Besides documents, the property also holds clues that help historians and visitors better understand the lives of those who lived and were enslaved there. For example, the biography of “the little girl” is scant. She was a young, enslaved girl who answered the door when a visitor stopped by Montpelier in 1837 when Dolley Madison was out. While the archives provide no further confirmable details about her, architectural drawings and the house itself offer additional insights.
“Because we’ve put so much work into reconstructing the main house based on extensive archaeological and architectural research, we know more about that little girl because we know what the front doorway looks like, and we know what the cellar space looks like, where she may have gone next after she opened the door,” says Brock
Exploring the Full Humanity of Montpelier’s Enslaved Residents
When the Montpelier team was brainstorming virtual engagement ideas in the early months of the COVID-19 pandemic, they also felt called to action by the protests that swept the nation in response to the murder of George Floyd in 2020. Brock says the title of The Naming Project is meant to echo the phrase “Say their names,” a common refrain among protestors that summer. “It means to say the names of the victims of racial violence,” explains Brock. “There is no doubt that the individuals who were enslaved by the Madisons at Montpelier were also victims of racial violence.”
Inspiration for The Naming Project also came from the exhibition called The Mere Distinction of Colour, an award-winning exploration of slavery at Montpelier and in the United States in Madison’s time located in the cellars of the plantation home and the South Yard of the property, where the domestic slaves lived and worked.

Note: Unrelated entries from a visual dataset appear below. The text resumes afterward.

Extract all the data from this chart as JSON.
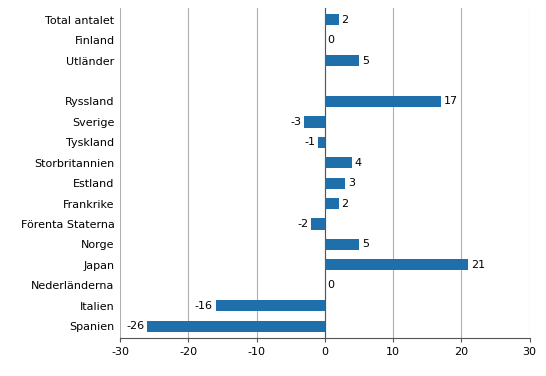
{
  "categories": [
    "Spanien",
    "Italien",
    "Nederländerna",
    "Japan",
    "Norge",
    "Förenta Staterna",
    "Frankrike",
    "Estland",
    "Storbritannien",
    "Tyskland",
    "Sverige",
    "Ryssland",
    "",
    "Utländer",
    "Finland",
    "Total antalet"
  ],
  "values": [
    -26,
    -16,
    0,
    21,
    5,
    -2,
    2,
    3,
    4,
    -1,
    -3,
    17,
    null,
    5,
    0,
    2
  ],
  "bar_color": "#1f6fab",
  "xlim": [
    -30,
    30
  ],
  "xticks": [
    -30,
    -20,
    -10,
    0,
    10,
    20,
    30
  ],
  "grid_color": "#b0b0b0",
  "background_color": "#ffffff",
  "label_fontsize": 8,
  "tick_fontsize": 8,
  "bar_height": 0.55
}
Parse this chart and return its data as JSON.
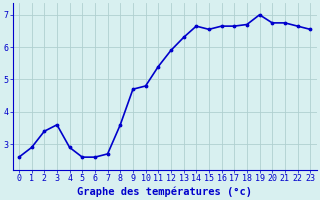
{
  "x": [
    0,
    1,
    2,
    3,
    4,
    5,
    6,
    7,
    8,
    9,
    10,
    11,
    12,
    13,
    14,
    15,
    16,
    17,
    18,
    19,
    20,
    21,
    22,
    23
  ],
  "y": [
    2.6,
    2.9,
    3.4,
    3.6,
    2.9,
    2.6,
    2.6,
    2.7,
    3.6,
    4.7,
    4.8,
    5.4,
    5.9,
    6.3,
    6.65,
    6.55,
    6.65,
    6.65,
    6.7,
    7.0,
    6.75,
    6.75,
    6.65,
    6.55
  ],
  "line_color": "#0000cc",
  "marker": ".",
  "marker_size": 3.5,
  "bg_color": "#d8f0f0",
  "grid_color": "#b0d0d0",
  "xlabel": "Graphe des températures (°c)",
  "xlabel_color": "#0000cc",
  "tick_color": "#0000cc",
  "xlim": [
    -0.5,
    23.5
  ],
  "ylim": [
    2.2,
    7.35
  ],
  "yticks": [
    3,
    4,
    5,
    6,
    7
  ],
  "xticks": [
    0,
    1,
    2,
    3,
    4,
    5,
    6,
    7,
    8,
    9,
    10,
    11,
    12,
    13,
    14,
    15,
    16,
    17,
    18,
    19,
    20,
    21,
    22,
    23
  ],
  "xtick_labels": [
    "0",
    "1",
    "2",
    "3",
    "4",
    "5",
    "6",
    "7",
    "8",
    "9",
    "10",
    "11",
    "12",
    "13",
    "14",
    "15",
    "16",
    "17",
    "18",
    "19",
    "20",
    "21",
    "22",
    "23"
  ],
  "spine_color": "#0000cc",
  "xlabel_fontsize": 7.5,
  "tick_fontsize": 6.0,
  "line_width": 1.2
}
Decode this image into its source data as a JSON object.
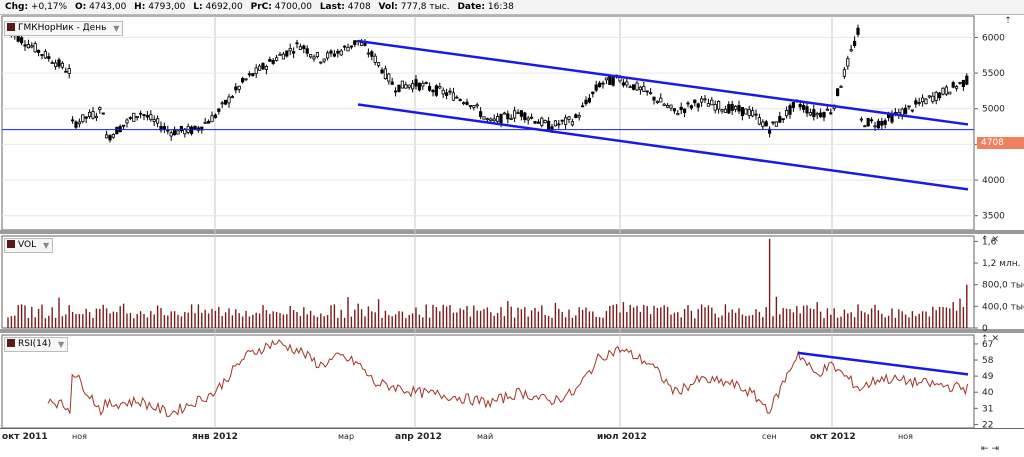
{
  "header": {
    "chg_label": "Chg:",
    "chg_value": "+0,17%",
    "open_label": "O:",
    "open_value": "4743,00",
    "high_label": "H:",
    "high_value": "4793,00",
    "low_label": "L:",
    "low_value": "4692,00",
    "prc_label": "PrC:",
    "prc_value": "4700,00",
    "last_label": "Last:",
    "last_value": "4708",
    "vol_label": "Vol:",
    "vol_value": "777,8 тыс.",
    "date_label": "Date:",
    "date_value": "16:38"
  },
  "panels": {
    "price_tag": "ГМКНорНик - День",
    "volume_tag": "VOL",
    "rsi_tag": "RSI(14)",
    "last_price_label": "4708"
  },
  "colors": {
    "candle": "#000000",
    "trend": "#1a1ae0",
    "last_line": "#1a1aff",
    "volume": "#7a1a1a",
    "rsi": "#a0352a",
    "price_tag_bg": "#f08060",
    "grid": "#c8c8c8"
  },
  "chart_data": [
    {
      "type": "candlestick",
      "title": "ГМКНорНик - День",
      "ylim": [
        3300,
        6300
      ],
      "yticks": [
        "6000",
        "5500",
        "5000",
        "4500",
        "4000",
        "3500"
      ],
      "ytick_values": [
        6000,
        5500,
        5000,
        4500,
        4000,
        3500
      ],
      "last": 4708,
      "close_anchors": [
        [
          "окт 2011",
          6100
        ],
        [
          "mid-окт",
          6150
        ],
        [
          "ноя",
          5500
        ],
        [
          "mid-ноя",
          5000
        ],
        [
          "late-ноя",
          5400
        ],
        [
          "early-дек",
          4950
        ],
        [
          "mid-дек",
          4680
        ],
        [
          "late-дек",
          4700
        ],
        [
          "янв 2012",
          4900
        ],
        [
          "mid-янв",
          5400
        ],
        [
          "late-янв",
          5700
        ],
        [
          "early-фев",
          5900
        ],
        [
          "mid-фев",
          5700
        ],
        [
          "late-фев",
          5800
        ],
        [
          "early-мар",
          5950
        ],
        [
          "mid-мар",
          5700
        ],
        [
          "late-мар",
          5300
        ],
        [
          "апр 2012",
          5350
        ],
        [
          "mid-апр",
          5200
        ],
        [
          "late-апр",
          5100
        ],
        [
          "май",
          4800
        ],
        [
          "mid-май",
          4950
        ],
        [
          "late-май",
          4750
        ],
        [
          "early-июн",
          4850
        ],
        [
          "mid-июн",
          5350
        ],
        [
          "июл 2012",
          5420
        ],
        [
          "mid-июл",
          5200
        ],
        [
          "late-июл",
          4950
        ],
        [
          "early-авг",
          5100
        ],
        [
          "mid-авг",
          5000
        ],
        [
          "late-авг",
          4950
        ],
        [
          "сен",
          4720
        ],
        [
          "mid-сен",
          5080
        ],
        [
          "late-сен",
          4920
        ],
        [
          "окт 2012",
          4980
        ],
        [
          "mid-окт",
          4820
        ],
        [
          "late-окт",
          4800
        ],
        [
          "ноя",
          4780
        ],
        [
          "mid-ноя",
          4570
        ],
        [
          "late-ноя",
          4708
        ]
      ],
      "trendlines": [
        {
          "from": [
            "early-мар",
            5950
          ],
          "to": [
            "late-ноя",
            4780
          ]
        },
        {
          "from": [
            "early-мар",
            5060
          ],
          "to": [
            "late-ноя",
            3870
          ]
        }
      ]
    },
    {
      "type": "bar",
      "title": "VOL",
      "ylim": [
        0,
        1700000
      ],
      "yticks": [
        "1,6",
        "1,2 млн.",
        "800,0 тыс",
        "400,0 тыс",
        "0"
      ],
      "ytick_values": [
        1600000,
        1200000,
        800000,
        400000,
        0
      ],
      "spikes": [
        [
          "сен",
          1650000
        ],
        [
          "late-ноя",
          800000
        ],
        [
          "early-мар",
          450000
        ]
      ]
    },
    {
      "type": "line",
      "title": "RSI(14)",
      "ylim": [
        20,
        72
      ],
      "yticks": [
        "67",
        "58",
        "49",
        "40",
        "31",
        "22"
      ],
      "ytick_values": [
        67,
        58,
        49,
        40,
        31,
        22
      ],
      "anchors": [
        [
          "окт 2011",
          48
        ],
        [
          "ноя",
          30
        ],
        [
          "mid-ноя",
          27
        ],
        [
          "late-ноя",
          42
        ],
        [
          "early-дек",
          35
        ],
        [
          "mid-дек",
          28
        ],
        [
          "янв 2012",
          40
        ],
        [
          "mid-янв",
          60
        ],
        [
          "late-янв",
          68
        ],
        [
          "early-фев",
          63
        ],
        [
          "mid-фев",
          55
        ],
        [
          "late-фев",
          60
        ],
        [
          "early-мар",
          56
        ],
        [
          "mid-мар",
          45
        ],
        [
          "late-мар",
          43
        ],
        [
          "апр 2012",
          40
        ],
        [
          "mid-апр",
          38
        ],
        [
          "май",
          34
        ],
        [
          "mid-май",
          40
        ],
        [
          "late-май",
          35
        ],
        [
          "early-июн",
          40
        ],
        [
          "mid-июн",
          60
        ],
        [
          "июл 2012",
          64
        ],
        [
          "mid-июл",
          56
        ],
        [
          "late-июл",
          40
        ],
        [
          "early-авг",
          47
        ],
        [
          "mid-авг",
          45
        ],
        [
          "late-авг",
          40
        ],
        [
          "сен",
          30
        ],
        [
          "mid-сен",
          62
        ],
        [
          "late-сен",
          50
        ],
        [
          "окт 2012",
          55
        ],
        [
          "mid-окт",
          42
        ],
        [
          "late-окт",
          48
        ],
        [
          "ноя",
          52
        ],
        [
          "mid-ноя",
          33
        ],
        [
          "late-ноя",
          48
        ]
      ],
      "trendline": {
        "from": [
          "mid-сен",
          62
        ],
        "to": [
          "late-ноя",
          50
        ]
      }
    }
  ],
  "x_axis": {
    "labels": [
      "окт 2011",
      "ноя",
      "янв 2012",
      "мар",
      "апр 2012",
      "май",
      "июл 2012",
      "сен",
      "окт 2012",
      "ноя"
    ],
    "bold": [
      true,
      false,
      true,
      false,
      true,
      false,
      true,
      false,
      true,
      false
    ],
    "gridline_labels": [
      "янв 2012",
      "апр 2012",
      "июл 2012",
      "окт 2012"
    ]
  },
  "controls": {
    "move_top": "⇡",
    "close": "✕",
    "scroll_left": "⇤",
    "scroll_right": "⇥"
  }
}
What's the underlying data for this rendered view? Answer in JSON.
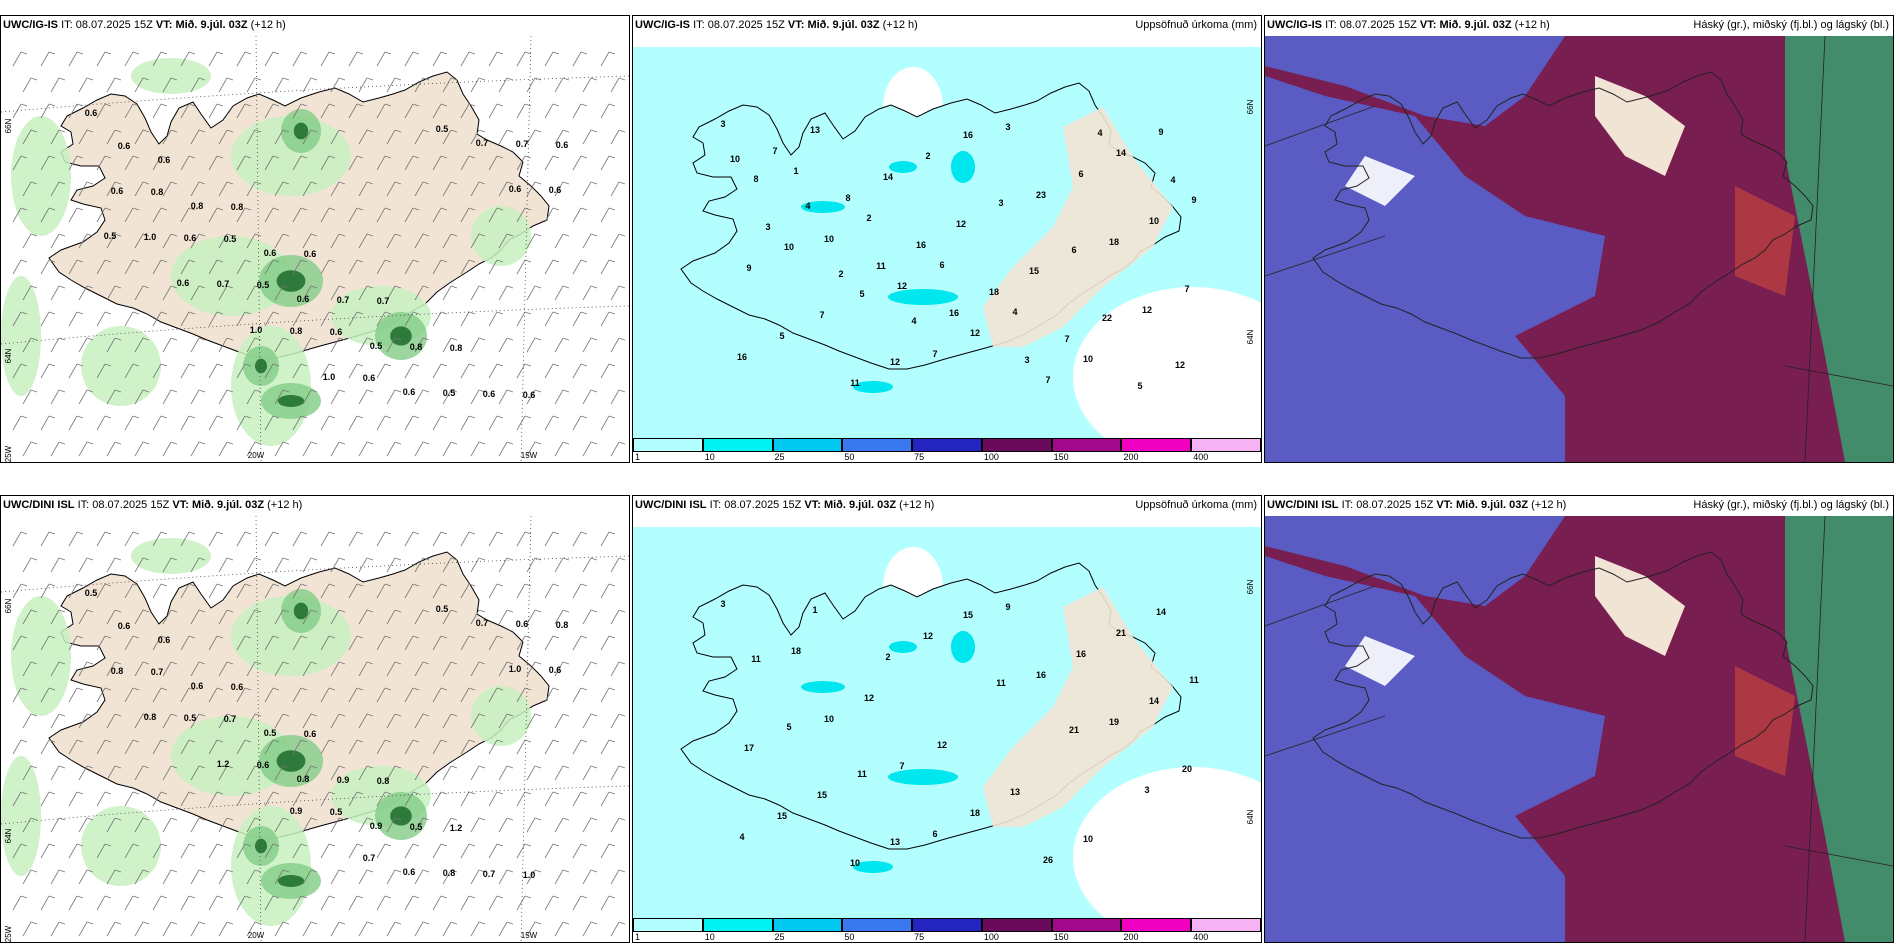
{
  "panels": [
    {
      "id": "ig-precip",
      "model": "UWC/IG-IS",
      "it_label": "IT:",
      "it": "08.07.2025 15Z",
      "vt_label": "VT:",
      "vt": "Mið. 9.júl. 03Z",
      "lead": "(+12 h)",
      "right_title": "",
      "kind": "wind",
      "values": [
        "0.6",
        "0.6",
        "0.8",
        "0.6",
        "0.7",
        "0.8",
        "0.6",
        "0.6",
        "0.8",
        "0.6",
        "0.7",
        "0.8",
        "0.6",
        "0.6",
        "0.8",
        "0.5",
        "0.6",
        "0.5",
        "0.5",
        "0.7",
        "0.6",
        "0.6",
        "0.5",
        "0.6",
        "0.6",
        "0.7",
        "0.6",
        "1.0",
        "0.7",
        "0.8",
        "0.6",
        "0.5",
        "0.6",
        "0.5",
        "0.6",
        "1.0",
        "1.0"
      ],
      "grid": [
        "20W",
        "15W",
        "66N",
        "64N",
        "25W"
      ]
    },
    {
      "id": "ig-accum",
      "model": "UWC/IG-IS",
      "it_label": "IT:",
      "it": "08.07.2025 15Z",
      "vt_label": "VT:",
      "vt": "Mið. 9.júl. 03Z",
      "lead": "(+12 h)",
      "right_title": "Uppsöfnuð úrkoma (mm)",
      "kind": "precip",
      "values": [
        "3",
        "1",
        "2",
        "6",
        "4",
        "10",
        "9",
        "8",
        "10",
        "12",
        "12",
        "7",
        "14",
        "9",
        "10",
        "5",
        "7",
        "3",
        "6",
        "10",
        "9",
        "7",
        "12",
        "16",
        "23",
        "18",
        "7",
        "5",
        "11",
        "2",
        "3",
        "6",
        "12",
        "16",
        "13",
        "14",
        "12",
        "15",
        "22",
        "12",
        "7",
        "8",
        "16",
        "18",
        "7",
        "5",
        "10",
        "4",
        "11",
        "16",
        "3",
        "4",
        "4",
        "3",
        "2",
        "4"
      ],
      "grid": [
        "66N",
        "64N"
      ],
      "colorbar": {
        "labels": [
          "1",
          "10",
          "25",
          "50",
          "75",
          "100",
          "150",
          "200",
          "400"
        ],
        "colors": [
          "#b3fefe",
          "#00f2f2",
          "#00c8f0",
          "#3a78f0",
          "#2424c0",
          "#6a0a5a",
          "#a00a8a",
          "#f000c0",
          "#f5b2f5"
        ]
      }
    },
    {
      "id": "ig-cloud",
      "model": "UWC/IG-IS",
      "it_label": "IT:",
      "it": "08.07.2025 15Z",
      "vt_label": "VT:",
      "vt": "Mið. 9.júl. 03Z",
      "lead": "(+12 h)",
      "right_title": "Háský (gr.), miðský (fj.bl.) og lágský (bl.)",
      "kind": "cloud"
    },
    {
      "id": "dini-precip",
      "model": "UWC/DINI ISL",
      "it_label": "IT:",
      "it": "08.07.2025 15Z",
      "vt_label": "VT:",
      "vt": "Mið. 9.júl. 03Z",
      "lead": "(+12 h)",
      "right_title": "",
      "kind": "wind",
      "values": [
        "0.5",
        "0.6",
        "0.6",
        "0.6",
        "0.8",
        "1.2",
        "1.0",
        "0.6",
        "0.6",
        "0.5",
        "0.9",
        "0.5",
        "0.7",
        "0.8",
        "0.7",
        "0.7",
        "0.8",
        "0.9",
        "0.8",
        "0.6",
        "0.8",
        "0.5",
        "0.6",
        "0.5",
        "0.6",
        "0.7",
        "0.6",
        "0.8",
        "1.2",
        "0.9",
        "0.7",
        "0.5",
        "1.0"
      ],
      "grid": [
        "20W",
        "15W",
        "66N",
        "64N",
        "25W"
      ]
    },
    {
      "id": "dini-accum",
      "model": "UWC/DINI ISL",
      "it_label": "IT:",
      "it": "08.07.2025 15Z",
      "vt_label": "VT:",
      "vt": "Mið. 9.júl. 03Z",
      "lead": "(+12 h)",
      "right_title": "Uppsöfnuð úrkoma (mm)",
      "kind": "precip",
      "values": [
        "3",
        "18",
        "12",
        "12",
        "13",
        "10",
        "14",
        "11",
        "10",
        "7",
        "18",
        "26",
        "21",
        "11",
        "5",
        "11",
        "6",
        "9",
        "16",
        "14",
        "17",
        "15",
        "13",
        "15",
        "16",
        "19",
        "20",
        "15",
        "10",
        "12",
        "11",
        "21",
        "3",
        "4",
        "1",
        "2"
      ],
      "grid": [
        "66N",
        "64N"
      ],
      "colorbar": {
        "labels": [
          "1",
          "10",
          "25",
          "50",
          "75",
          "100",
          "150",
          "200",
          "400"
        ],
        "colors": [
          "#b3fefe",
          "#00f2f2",
          "#00c8f0",
          "#3a78f0",
          "#2424c0",
          "#6a0a5a",
          "#a00a8a",
          "#f000c0",
          "#f5b2f5"
        ]
      }
    },
    {
      "id": "dini-cloud",
      "model": "UWC/DINI ISL",
      "it_label": "IT:",
      "it": "08.07.2025 15Z",
      "vt_label": "VT:",
      "vt": "Mið. 9.júl. 03Z",
      "lead": "(+12 h)",
      "right_title": "Háský (gr.), miðský (fj.bl.) og lágský (bl.)",
      "kind": "cloud"
    }
  ],
  "colors": {
    "land": "#f2e4d4",
    "precip_light": "#c8f0c0",
    "precip_mid": "#82cc86",
    "precip_dark": "#2e7a3a",
    "accum_sea": "#b3fefe",
    "cloud_low": "#5a5cc4",
    "cloud_mid": "#7a1a4a",
    "cloud_high": "#3aa070"
  }
}
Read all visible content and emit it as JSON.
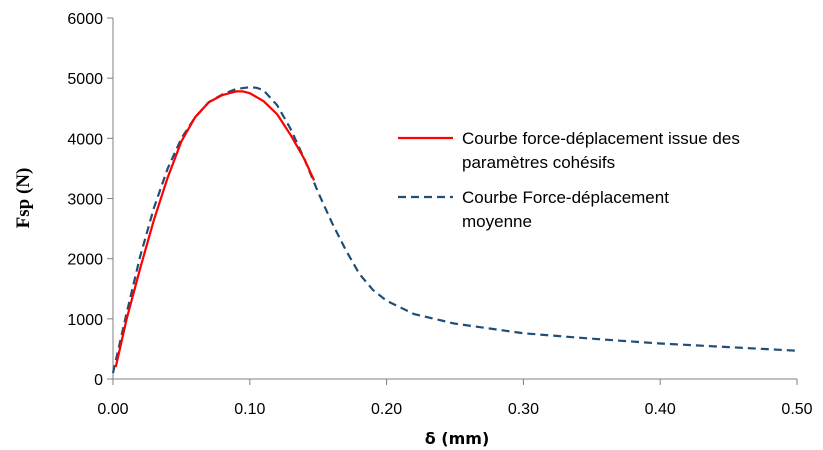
{
  "chart_data": {
    "type": "line",
    "xlabel": "δ (mm)",
    "ylabel": "Fsp (N)",
    "xlim": [
      0,
      0.5
    ],
    "ylim": [
      0,
      6000
    ],
    "x_ticks": [
      "0.00",
      "0.10",
      "0.20",
      "0.30",
      "0.40",
      "0.50"
    ],
    "y_ticks": [
      "0",
      "1000",
      "2000",
      "3000",
      "4000",
      "5000",
      "6000"
    ],
    "grid": false,
    "legend_position": "right",
    "series": [
      {
        "name_lines": [
          "Courbe force-déplacement issue des",
          "paramètres cohésifs"
        ],
        "color": "#ff0000",
        "style": "solid",
        "x": [
          0.002,
          0.01,
          0.02,
          0.03,
          0.04,
          0.05,
          0.06,
          0.07,
          0.08,
          0.09,
          0.095,
          0.1,
          0.11,
          0.12,
          0.13,
          0.14,
          0.147
        ],
        "y": [
          200,
          1000,
          1850,
          2650,
          3350,
          3950,
          4350,
          4600,
          4720,
          4780,
          4780,
          4750,
          4620,
          4400,
          4050,
          3650,
          3300
        ]
      },
      {
        "name_lines": [
          "Courbe Force-déplacement",
          "moyenne"
        ],
        "color": "#1f4e79",
        "style": "dashed",
        "x": [
          0.0,
          0.01,
          0.02,
          0.03,
          0.04,
          0.05,
          0.06,
          0.07,
          0.08,
          0.09,
          0.1,
          0.105,
          0.11,
          0.12,
          0.13,
          0.14,
          0.15,
          0.16,
          0.17,
          0.18,
          0.19,
          0.2,
          0.22,
          0.25,
          0.3,
          0.35,
          0.4,
          0.45,
          0.5
        ],
        "y": [
          100,
          1100,
          2050,
          2850,
          3500,
          4000,
          4350,
          4600,
          4730,
          4820,
          4850,
          4840,
          4800,
          4550,
          4150,
          3650,
          3100,
          2600,
          2150,
          1750,
          1480,
          1300,
          1080,
          920,
          760,
          670,
          590,
          530,
          470
        ]
      }
    ]
  }
}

That exhibition launched in 2017. As part of the exhibition, the 300 names for which Hicks is now hard-at-work penning biographies are displayed on the walls of one of the cellar spaces. Brock says The Naming Project was an opportunity to not only say or display the names of those enslaved at Montpelier but also to “explore their full humanity.”
Sometimes, with the right support or luck in the archive, Hicks can produce a biography that reflects more details of the life of a person who was enslaved at Montpelier. One example is Benjamin McDaniel, born ca. 1790–1800, likely on the plantation. Thanks to additional research from Patricia McDaniel, one of Benjamin’s descendants, and family stories, Benjamin’s biography includes rich details of his duties at Montpelier, the wife and children he had there, and how he spent the last decade or so of his life as a free man.
Patricia McDaniel says that generations of her family “took great pride in Benjamin and in his story,” passing it down from one generation to the next. “Although the historical record is meager, each generation kept Benjamin’s story alive. They wanted to be sure we wouldn’t forget who we were — who we are — and in so doing, work to make a better future.”
Hicks hopes that the stories The Naming Project brings together will similarly educate and inspire readers. “Focusing on these people individually and trying to understand what their lives were like is an important part of history,” she says. “It is part of creating historical empathy and a better and more well-rounded view of what happened in the past.”